Rightful Distribution of Student Loan Debt Relief

Courtesy of Pexels

Courtesy of Pexels

Angelina Abdelrahman, Editorial Writer

President Joe Biden announced in August of 2022 the plan to relieve major student debt. This relief was planned to take effect on October 23rd, but it was unfortunately put on hold by the U.S court of appeals so they can review one of many unnecessary lawsuits against this debt relief.

Biden plans to forgive $10,000 of student loan debt to individuals who made less than $125,000 and married couples who made less than $250,000 in the years 2021 and 2020, in addition to $20,000 of student loan debt to those who meet the income requirement and received a Pell Grant in college.

“I can assure you that my Republican colleagues and I will fight to the bitter end against this illegal, abusive use of the executive pen,” Representative Virginia Foxx commented in her speech on September 13th,2022.

Many Republicans have concluded Biden’s plan is unconstitutional and he does not have the power to establish this plan. However, this can be countered by the act that President George W. Bush set in 2001 titled the HEROES ACT. The HEROES ACT is used to provide financial aid during crisis periods such as the pandemic and wars. This act was first distributed after the 9/11 attack to give financial aid to soldiers who fought in Iraq and Afghanistan.

“We conclude that the Act grants that authority. The plain text of the HEROES Act authorizes the Secretary to ‘waive or modify any statutory or regulatory provision applicable to,’” states the Justice Department’s memo in 2022.

Not only does the Justice Department state that this act is in fact constitutional, but during Donald Trump’s presidency, he used the HEROES ACT to freeze payments to aid student borrowers during the pandemic. All Joe Biden did was add an additional concept to the one Trump had administered: $10,000 of student loan debt relief. If Trump relieved students of some debt during the pandemic, why is it when Biden enacts the same relief he is sued many times?

Nevertheless, the claim that this act is unconstitutional is not the only argument towards the relief. Students who are eligible for this relief argue against the taxing of citizens in a state if this plan was enacted.

In his article titled “A look inside the legal battle to stop Biden’s student loan relief” Cory Turner explains, “Borrowers in as many as seven states (though likely fewer) could end up having to pay state income tax on their relief – a tax of perhaps $500 to $1,000 that they may not be able to afford.”
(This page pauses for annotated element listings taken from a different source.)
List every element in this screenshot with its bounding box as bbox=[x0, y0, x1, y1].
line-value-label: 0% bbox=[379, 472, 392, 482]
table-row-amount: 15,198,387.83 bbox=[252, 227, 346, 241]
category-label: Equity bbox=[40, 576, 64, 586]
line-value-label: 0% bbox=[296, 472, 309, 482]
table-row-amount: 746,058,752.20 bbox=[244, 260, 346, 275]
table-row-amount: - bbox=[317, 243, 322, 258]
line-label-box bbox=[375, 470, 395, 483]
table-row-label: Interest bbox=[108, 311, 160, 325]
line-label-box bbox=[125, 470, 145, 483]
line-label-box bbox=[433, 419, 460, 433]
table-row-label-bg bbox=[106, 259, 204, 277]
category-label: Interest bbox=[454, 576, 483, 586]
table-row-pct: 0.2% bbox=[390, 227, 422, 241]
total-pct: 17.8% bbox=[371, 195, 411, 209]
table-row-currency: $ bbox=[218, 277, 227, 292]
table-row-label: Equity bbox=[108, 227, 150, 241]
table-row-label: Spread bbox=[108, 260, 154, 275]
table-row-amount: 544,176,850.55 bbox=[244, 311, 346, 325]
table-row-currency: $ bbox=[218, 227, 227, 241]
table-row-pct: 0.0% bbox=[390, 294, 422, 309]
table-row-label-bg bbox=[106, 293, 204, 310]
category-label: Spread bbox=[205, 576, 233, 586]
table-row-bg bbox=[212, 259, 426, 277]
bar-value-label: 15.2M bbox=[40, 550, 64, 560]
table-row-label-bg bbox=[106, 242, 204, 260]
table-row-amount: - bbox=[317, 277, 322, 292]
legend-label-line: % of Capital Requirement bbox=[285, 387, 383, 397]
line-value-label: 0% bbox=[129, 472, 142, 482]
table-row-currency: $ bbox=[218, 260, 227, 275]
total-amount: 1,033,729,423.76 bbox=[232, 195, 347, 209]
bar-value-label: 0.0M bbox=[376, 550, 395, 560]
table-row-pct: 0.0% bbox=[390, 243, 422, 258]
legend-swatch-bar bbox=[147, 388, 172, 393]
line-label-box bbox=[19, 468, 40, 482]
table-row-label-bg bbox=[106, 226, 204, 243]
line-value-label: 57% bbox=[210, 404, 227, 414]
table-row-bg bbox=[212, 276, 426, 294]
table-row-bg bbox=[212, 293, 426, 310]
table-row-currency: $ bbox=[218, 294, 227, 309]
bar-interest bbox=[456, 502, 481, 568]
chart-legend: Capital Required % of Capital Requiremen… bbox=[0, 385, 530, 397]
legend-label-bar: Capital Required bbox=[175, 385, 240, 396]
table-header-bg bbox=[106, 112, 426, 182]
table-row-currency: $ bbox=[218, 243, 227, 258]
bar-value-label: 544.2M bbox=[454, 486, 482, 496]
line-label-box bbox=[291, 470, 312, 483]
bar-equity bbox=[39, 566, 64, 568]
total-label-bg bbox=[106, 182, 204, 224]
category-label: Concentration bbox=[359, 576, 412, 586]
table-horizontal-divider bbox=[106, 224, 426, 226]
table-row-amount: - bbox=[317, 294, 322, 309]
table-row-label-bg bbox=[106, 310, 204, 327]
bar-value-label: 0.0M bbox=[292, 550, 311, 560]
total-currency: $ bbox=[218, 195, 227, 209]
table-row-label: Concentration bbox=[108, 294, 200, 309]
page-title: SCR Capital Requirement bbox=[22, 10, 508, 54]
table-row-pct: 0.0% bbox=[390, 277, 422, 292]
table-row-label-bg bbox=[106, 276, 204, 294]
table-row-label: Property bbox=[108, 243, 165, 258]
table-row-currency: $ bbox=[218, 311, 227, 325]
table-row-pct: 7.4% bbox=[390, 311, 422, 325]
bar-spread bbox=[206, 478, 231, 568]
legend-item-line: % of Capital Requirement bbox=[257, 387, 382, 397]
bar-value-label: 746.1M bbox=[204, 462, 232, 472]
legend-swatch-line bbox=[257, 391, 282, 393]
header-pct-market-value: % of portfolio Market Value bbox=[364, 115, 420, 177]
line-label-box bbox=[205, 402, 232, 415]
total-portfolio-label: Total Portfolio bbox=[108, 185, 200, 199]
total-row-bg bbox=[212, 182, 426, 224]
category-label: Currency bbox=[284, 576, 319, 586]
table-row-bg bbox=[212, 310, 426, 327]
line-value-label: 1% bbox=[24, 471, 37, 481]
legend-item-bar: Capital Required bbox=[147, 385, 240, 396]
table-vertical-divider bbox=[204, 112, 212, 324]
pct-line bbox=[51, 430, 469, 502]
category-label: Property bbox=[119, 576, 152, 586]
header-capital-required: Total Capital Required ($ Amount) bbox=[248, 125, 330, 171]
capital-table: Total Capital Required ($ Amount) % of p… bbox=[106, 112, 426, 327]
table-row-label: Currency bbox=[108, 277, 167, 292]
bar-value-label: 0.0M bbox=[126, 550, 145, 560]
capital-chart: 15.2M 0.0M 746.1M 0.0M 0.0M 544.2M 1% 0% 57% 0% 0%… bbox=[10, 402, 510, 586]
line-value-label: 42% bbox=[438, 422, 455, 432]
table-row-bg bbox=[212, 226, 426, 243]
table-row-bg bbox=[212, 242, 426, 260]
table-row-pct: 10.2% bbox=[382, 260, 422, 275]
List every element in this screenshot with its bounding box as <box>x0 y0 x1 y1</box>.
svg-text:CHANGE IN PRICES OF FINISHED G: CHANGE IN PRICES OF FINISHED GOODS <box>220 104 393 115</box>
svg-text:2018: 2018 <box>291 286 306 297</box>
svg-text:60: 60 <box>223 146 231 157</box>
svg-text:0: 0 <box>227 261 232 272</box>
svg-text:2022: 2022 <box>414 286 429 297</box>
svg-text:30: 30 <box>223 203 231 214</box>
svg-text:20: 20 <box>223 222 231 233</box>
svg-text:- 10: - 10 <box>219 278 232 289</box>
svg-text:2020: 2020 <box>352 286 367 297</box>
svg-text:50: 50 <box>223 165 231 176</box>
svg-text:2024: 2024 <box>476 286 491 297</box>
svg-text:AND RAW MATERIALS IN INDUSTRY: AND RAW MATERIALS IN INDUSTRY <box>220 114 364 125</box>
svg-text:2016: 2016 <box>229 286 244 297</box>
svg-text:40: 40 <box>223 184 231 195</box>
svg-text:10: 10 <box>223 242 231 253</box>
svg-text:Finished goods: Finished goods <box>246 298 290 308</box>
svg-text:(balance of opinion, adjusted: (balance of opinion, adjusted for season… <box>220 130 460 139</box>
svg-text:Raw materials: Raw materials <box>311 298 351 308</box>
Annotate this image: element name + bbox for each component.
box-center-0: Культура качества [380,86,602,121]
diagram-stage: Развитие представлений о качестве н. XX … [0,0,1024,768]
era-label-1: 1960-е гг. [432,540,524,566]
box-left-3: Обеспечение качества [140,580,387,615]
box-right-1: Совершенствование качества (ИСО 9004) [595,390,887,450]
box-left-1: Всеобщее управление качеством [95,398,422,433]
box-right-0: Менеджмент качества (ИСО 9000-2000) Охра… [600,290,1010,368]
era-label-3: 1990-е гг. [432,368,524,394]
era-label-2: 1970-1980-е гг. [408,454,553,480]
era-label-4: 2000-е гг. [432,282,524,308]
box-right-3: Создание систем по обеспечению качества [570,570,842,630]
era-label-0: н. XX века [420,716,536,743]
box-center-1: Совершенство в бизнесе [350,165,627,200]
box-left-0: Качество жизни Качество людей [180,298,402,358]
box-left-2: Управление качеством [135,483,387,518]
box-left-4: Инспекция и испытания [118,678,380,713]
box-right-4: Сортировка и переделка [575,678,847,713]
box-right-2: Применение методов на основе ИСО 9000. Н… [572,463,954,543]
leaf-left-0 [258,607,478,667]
Many states in the U.S. currently enact taxes for student loan forgiveness, which has worried individuals living in these states. But in the long run, even if a student pays a tax in their state, the relief will still support them and decrease the amount of debt.

“If the forgiven $10,000 had been from a loan with a 5% interest rate with five years left, you would have paid over $1,300 in interest. When charged income tax you pay $700 now, bringing your total savings to just over $10,600 thanks to student loan forgiveness despite paying income taxes,” explains Emily Cahill in her September issue titled “Will my student loan Debt Forgiveness be Taxed?”

In summary, even if an individual resides in a state that requires a tax for the relief the student will be paying more for loan interest than the tax itself.

The argument and lawsuits against this relief are ridiculous. Students pay thousands of dollars to receive an education which eventually leads to a career. Why should we argue against something that is supporting individuals who need financial help? Not everyone in this world has the money to pay off all their debt or go to college and there is a need for government help. For President Biden to support these students struggling is a great accomplishment because no one should be worried about paying off debt for their whole life. This student loan debt relief is what this country needs.